17 images Created 20 Oct 2021

Syrian civil war

Kilis, September 2013. By now, the Syrian revolution has turned into a civil war. More than 2.000.000 Syrians have left their country. 492.000 fled to turkey. Despite two major UNHCR-led refugee camps in Kilis province, the vast majority of Syrian refugees is on its own living in makeshift camps and housings like the Ekrem Cetin Mosque. Of the estimated 45.000 refugees in Kilis, only one third finds shelter in the official camps, the other 31.000 people are on their own.

One refugee states the number of those living here to be 800 to 900 people. In another inofficial camp about one kilometer down south, there are said to be 2000. Whether those number are correct or rather an expression of desperation, I cannot judge. It is a fact, however, that here, a very large number of people have to share a very limited amount of space. Viewed from the outside, the courtyard seems to be bursting with tents.

Tents, fashioned from anything that might offer protection: tarps, cardboard, plastic bags. The entire area is covered by a network of ropes. Many of the tents are not waterproof and do not sufficiently shield from the elements. Those living here do not know how long they may have to stay. There is no certainty about if or when they might be transfered to a larger camp. Everyone fears having to spend the looming winter here.

The constant state of limbo is draining. Many almost consider heading back to Syria. But the situation there has not improved either, in fact, the developments of the last weeks have only made it even more dangerous. Over the course of the most recent battles over the border town of Azaz in Northern Syria, the border has been closed. Help hardly reaches those who need it.

Most of the camp’s inhabitants are from the regions of Idlib and Aleppo and reached Turkey about two months ago.
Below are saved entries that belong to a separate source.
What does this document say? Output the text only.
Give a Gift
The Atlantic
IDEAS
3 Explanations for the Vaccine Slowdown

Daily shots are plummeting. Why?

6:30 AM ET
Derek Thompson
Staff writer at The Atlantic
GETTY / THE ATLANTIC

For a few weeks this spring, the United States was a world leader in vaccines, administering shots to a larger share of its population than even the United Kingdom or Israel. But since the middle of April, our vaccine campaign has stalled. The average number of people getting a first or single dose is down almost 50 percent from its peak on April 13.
In the beginning, they were told that they would be moved to one of the big refugee camps.

One and a half months later however, they have now come to settle in the mosque’s courtyard. This may be a minor improvement, but remains a small comfort amidst the desolation of their situation. According to them, apart from the few blue plastic tarps, none of the promised aid has reached them.

Kitchen facilities are not available, all cooking has to be carried out over open fire outside the mosque.

It is the women and children that are truly admirable. Despite of everything, they manage to retain their humanity; they laugh and joke, are interested and hospitable. They don’t seem to be focused on their loss. Rather than trying to convince me of their – without a doubt terrible – fate, they just seem happy about seeing an unfamiliar face, something new.

I get invited for tea, asked to sit with them. Touched and humbled, I have no choice but to take them up on their offer and to look into their friendly faces for a little longer.